The Unprecedented—and Contemptible—Attempts to Sabotage Obamacare - NationalJournal.com



at what point does a political party cease to be a political party? threats to shut down the entire government unless the president defunds the ACA?
 
Thank you for posting the article - some great background info on the Medicare Part D laws and their implementation. I think the ACA went through some of the same shenanigans to get passed.

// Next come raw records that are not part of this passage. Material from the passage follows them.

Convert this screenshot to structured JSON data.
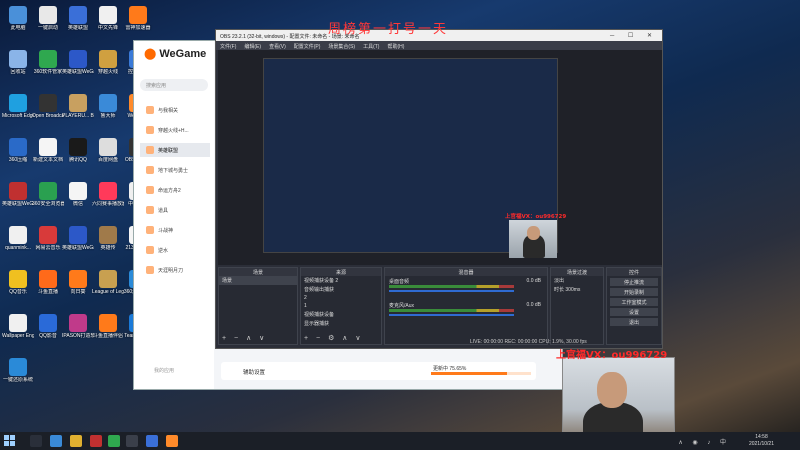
{
  "desktop": {
    "icons": [
      {
        "label": "此电脑",
        "color": "#4a90d9"
      },
      {
        "label": "一键启动",
        "color": "#e8e8e8"
      },
      {
        "label": "英雄联盟",
        "color": "#3a6fd8"
      },
      {
        "label": "中文先锋",
        "color": "#f0f0f0"
      },
      {
        "label": "雷神加速器",
        "color": "#ff7a1a"
      },
      {
        "label": "回收站",
        "color": "#8ab4e8"
      },
      {
        "label": "360软件管家",
        "color": "#2fa84f"
      },
      {
        "label": "英雄联盟WeGame版",
        "color": "#2c58c8"
      },
      {
        "label": "穿越火线",
        "color": "#d0a040"
      },
      {
        "label": "控制面板",
        "color": "#3a7ad8"
      },
      {
        "label": "Microsoft Edge",
        "color": "#1fa0e0"
      },
      {
        "label": "Open Broadcast...",
        "color": "#333"
      },
      {
        "label": "PLAYERU... BATTLEGR...",
        "color": "#c8a060"
      },
      {
        "label": "鲁大师",
        "color": "#3a8ad8"
      },
      {
        "label": "WeGame",
        "color": "#ff8a2a"
      },
      {
        "label": "360压缩",
        "color": "#2a6ac8"
      },
      {
        "label": "新建文本文档",
        "color": "#f5f5f5"
      },
      {
        "label": "腾讯QQ",
        "color": "#1a1a1a"
      },
      {
        "label": "百度网盘",
        "color": "#ddd"
      },
      {
        "label": "OBS Studio",
        "color": "#333"
      },
      {
        "label": "英雄联盟WeGame版",
        "color": "#c03030"
      },
      {
        "label": "360安全浏览器",
        "color": "#2aa050"
      },
      {
        "label": "微信",
        "color": "#f5f5f5"
      },
      {
        "label": "六同赛事播放器",
        "color": "#ff3a5a"
      },
      {
        "label": "中文先锋",
        "color": "#f0f0f0"
      },
      {
        "label": "quanmink...",
        "color": "#f0f0f0"
      },
      {
        "label": "网易云音乐",
        "color": "#d83a3a"
      },
      {
        "label": "英雄联盟WeGame版",
        "color": "#2c58c8"
      },
      {
        "label": "英雄传",
        "color": "#a07a4a"
      },
      {
        "label": "213123131",
        "color": "#f5f5f5"
      },
      {
        "label": "QQ音乐",
        "color": "#f0c020"
      },
      {
        "label": "斗鱼直播",
        "color": "#ff6a1a"
      },
      {
        "label": "向日葵",
        "color": "#ff7a1a"
      },
      {
        "label": "League of Legends",
        "color": "#c8a050"
      },
      {
        "label": "360游戏大厅",
        "color": "#2a8ad8"
      },
      {
        "label": "Wallpaper Engine",
        "color": "#f0f0f0"
      },
      {
        "label": "QQ影音",
        "color": "#2a6ad8"
      },
      {
        "label": "IPASON打造软件",
        "color": "#c03a8a"
      },
      {
        "label": "斗鱼直播伴侣",
        "color": "#ff7a1a"
      },
      {
        "label": "TeamViewer",
        "color": "#1a7ad8"
      },
      {
        "label": "一键还原系统",
        "color": "#2a8ad8"
      }
    ]
  },
  "wegame": {
    "logo": "WeGame",
    "search_placeholder": "搜索应用",
    "nav": [
      {
        "label": "与我相关"
      },
      {
        "label": "穿越火线+H..."
      },
      {
        "label": "英雄联盟",
        "active": true
      },
      {
        "label": "地下城与勇士"
      },
      {
        "label": "命运方舟2"
      },
      {
        "label": "道具"
      },
      {
        "label": "斗战神"
      },
      {
        "label": "逆水"
      },
      {
        "label": "天涯明月刀"
      }
    ],
    "footer": "我的应用",
    "helper_label": "辅助设置",
    "download_label": "更新中 75.65%",
    "download_progress": 75.65
  },
  "obs": {
    "title": "OBS 23.2.1 (32-bit, windows) - 配置文件: 未命名 - 场景: 未命名",
    "menu": [
      "文件(F)",
      "编辑(E)",
      "查看(V)",
      "配置文件(P)",
      "场景集合(S)",
      "工具(T)",
      "帮助(H)"
    ],
    "docks": {
      "scenes": {
        "header": "场景",
        "items": [
          "场景"
        ]
      },
      "sources": {
        "header": "来源",
        "items": [
          "视频捕获设备 2",
          "音频输出捕获",
          "2",
          "1",
          "视频捕获设备",
          "显示器捕获"
        ]
      },
      "mixer": {
        "header": "混音器",
        "channels": [
          {
            "name": "桌面音频",
            "db": "0.0 dB"
          },
          {
            "name": "麦克风/Aux",
            "db": "0.0 dB"
          }
        ]
      },
      "transitions": {
        "header": "场景过渡",
        "type": "淡出",
        "duration_label": "时长",
        "duration": "300ms"
      },
      "controls": {
        "header": "控件",
        "buttons": [
          "停止推流",
          "开始录制",
          "工作室模式",
          "设置",
          "退出"
        ]
      }
    },
    "status": "LIVE: 00:00:00   REC: 00:00:00   CPU: 1.9%, 30.00 fps"
  },
  "overlay": {
    "title": "周榜第一打号一天",
    "wx_main": "上官福VX：ou996729",
    "wx_small": "上官福VX：ou996729"
  },
  "taskbar": {
    "time": "14:58",
    "date": "2021/10/21"
  }
}
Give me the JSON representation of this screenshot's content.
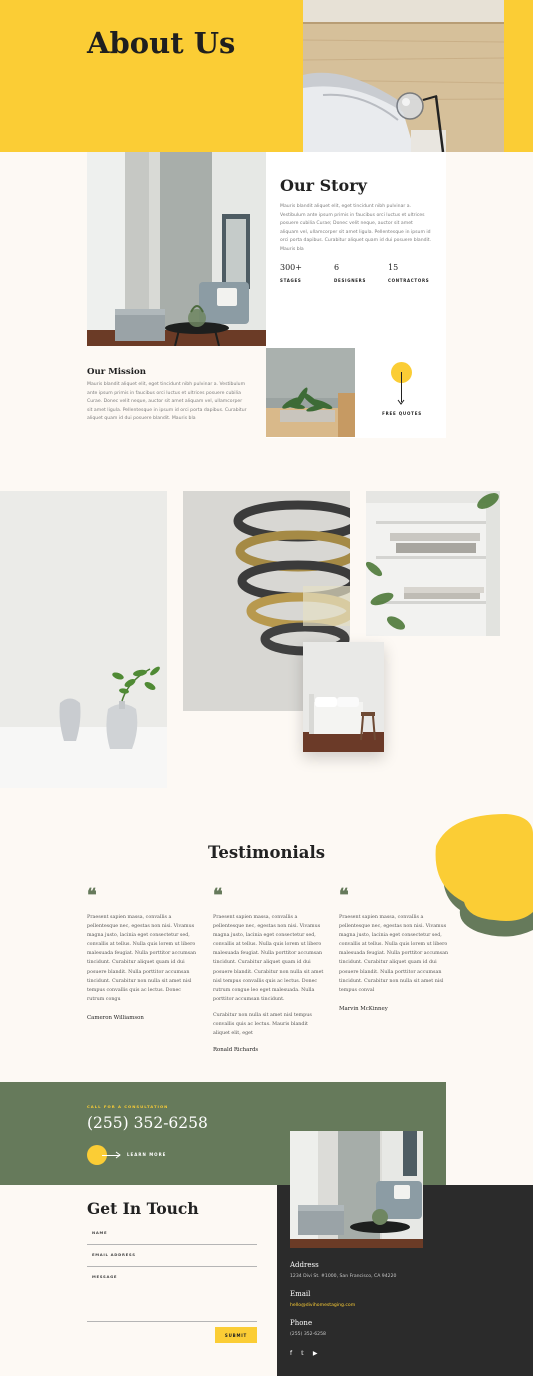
{
  "hero": {
    "title": "About Us"
  },
  "story": {
    "title": "Our Story",
    "body": "Mauris blandit aliquet elit, eget tincidunt nibh pulvinar a. Vestibulum ante ipsum primis in faucibus orci luctus et ultrices posuere cubilia Curae; Donec velit neque, auctor sit amet aliquam vel, ullamcorper sit amet ligula. Pellentesque in ipsum id orci porta dapibus. Curabitur aliquet quam id dui posuere blandit. Mauris bla",
    "stats": [
      {
        "number": "300+",
        "label": "STAGES"
      },
      {
        "number": "6",
        "label": "DESIGNERS"
      },
      {
        "number": "15",
        "label": "CONTRACTORS"
      }
    ],
    "quotes_label": "FREE QUOTES"
  },
  "mission": {
    "title": "Our Mission",
    "body": "Mauris blandit aliquet elit, eget tincidunt nibh pulvinar a. Vestibulum ante ipsum primis in faucibus orci luctus et ultrices posuere cubilia Curae. Donec velit neque, auctor sit amet aliquam vel, ullamcorper sit amet ligula. Pellentesque in ipsum id orci porta dapibus. Curabitur aliquet quam id dui posuere blandit. Mauris bla"
  },
  "testimonials": {
    "title": "Testimonials",
    "items": [
      {
        "quote_mark": "❝",
        "body": "Praesent sapien massa, convallis a pellentesque nec, egestas non nisi. Vivamus magna justo, lacinia eget consectetur sed, convallis at tellus. Nulla quis lorem ut libero malesuada feugiat. Nulla porttitor accumsan tincidunt. Curabitur aliquet quam id dui posuere blandit. Nulla porttitor accumsan tincidunt. Curabitur non nulla sit amet nisl tempus convallis quis ac lectus. Donec rutrum congu",
        "extra": "",
        "name": "Cameron Williamson"
      },
      {
        "quote_mark": "❝",
        "body": "Praesent sapien massa, convallis a pellentesque nec, egestas non nisi. Vivamus magna justo, lacinia eget consectetur sed, convallis at tellus. Nulla quis lorem ut libero malesuada feugiat. Nulla porttitor accumsan tincidunt. Curabitur aliquet quam id dui posuere blandit. Curabitur non nulla sit amet nisl tempus convallis quis ac lectus. Donec rutrum congue leo eget malesuada. Nulla porttitor accumsan tincidunt.",
        "extra": "Curabitur non nulla sit amet nisl tempus convallis quis ac lectus. Mauris blandit aliquet elit, eget",
        "name": "Ronald Richards"
      },
      {
        "quote_mark": "❝",
        "body": "Praesent sapien massa, convallis a pellentesque nec, egestas non nisi. Vivamus magna justo, lacinia eget consectetur sed, convallis at tellus. Nulla quis lorem ut libero malesuada feugiat. Nulla porttitor accumsan tincidunt. Curabitur aliquet quam id dui posuere blandit. Nulla porttitor accumsan tincidunt. Curabitur non nulla sit amet nisl tempus conval",
        "extra": "",
        "name": "Marvin McKinney"
      }
    ]
  },
  "cta": {
    "eyebrow": "CALL FOR A CONSULTATION",
    "phone": "(255) 352-6258",
    "link": "LEARN MORE"
  },
  "contact": {
    "title": "Get In Touch",
    "fields": {
      "name": "NAME",
      "email": "EMAIL ADDRESS",
      "message": "MESSAGE"
    },
    "submit": "SUBMIT",
    "address_label": "Address",
    "address": "1234 Divi St. #1000, San Francisco, CA 94220",
    "email_label": "Email",
    "email": "hello@divihomestaging.com",
    "phone_label": "Phone",
    "phone": "(255) 352-6258",
    "social": {
      "facebook": "f",
      "twitter": "𝕥",
      "youtube": "▶"
    }
  },
  "colors": {
    "accent": "#fbcd35",
    "green": "#667a5b",
    "dark": "#2b2b2b",
    "cream": "#fdf9f4"
  }
}
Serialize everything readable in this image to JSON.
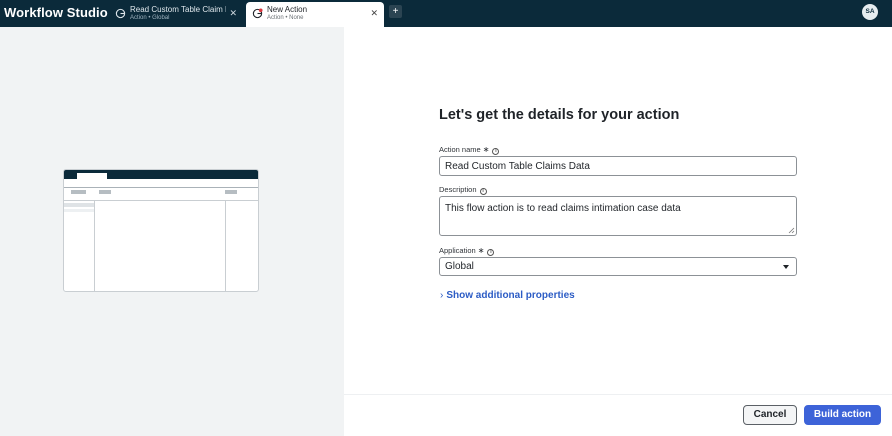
{
  "app": {
    "title": "Workflow Studio"
  },
  "tabs": [
    {
      "title": "Read Custom Table Claim D",
      "subtitle": "Action • Global",
      "active": false
    },
    {
      "title": "New Action",
      "subtitle": "Action • None",
      "active": true
    }
  ],
  "header": {
    "new_tab_label": "+",
    "avatar_initials": "SA"
  },
  "form": {
    "title": "Let's get the details for your action",
    "action_name": {
      "label": "Action name",
      "value": "Read Custom Table Claims Data"
    },
    "description": {
      "label": "Description",
      "value": "This flow action is to read claims intimation case data"
    },
    "application": {
      "label": "Application",
      "value": "Global"
    },
    "required_mark": "∗",
    "info_mark": "i",
    "show_more_label": "Show additional properties"
  },
  "footer": {
    "cancel_label": "Cancel",
    "build_label": "Build action"
  },
  "colors": {
    "topbar": "#0b2a3a",
    "primary": "#3d63d8",
    "link": "#2c5cc5",
    "tab_icon_accent": "#d9363e"
  }
}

I was surprised, however, that author treated the “defunding of legislation,” the "shut down of government" or "failure to raise the debt ceiling" as something new. It seems that is has become the annual tactic of both parties as they either jockey for illusory position of taking the high road in an effort to push through some legislation or simply kick hard budgetary decisions down the road. De-funding has a longer history, usually as a check on executive power, such as the use of the military.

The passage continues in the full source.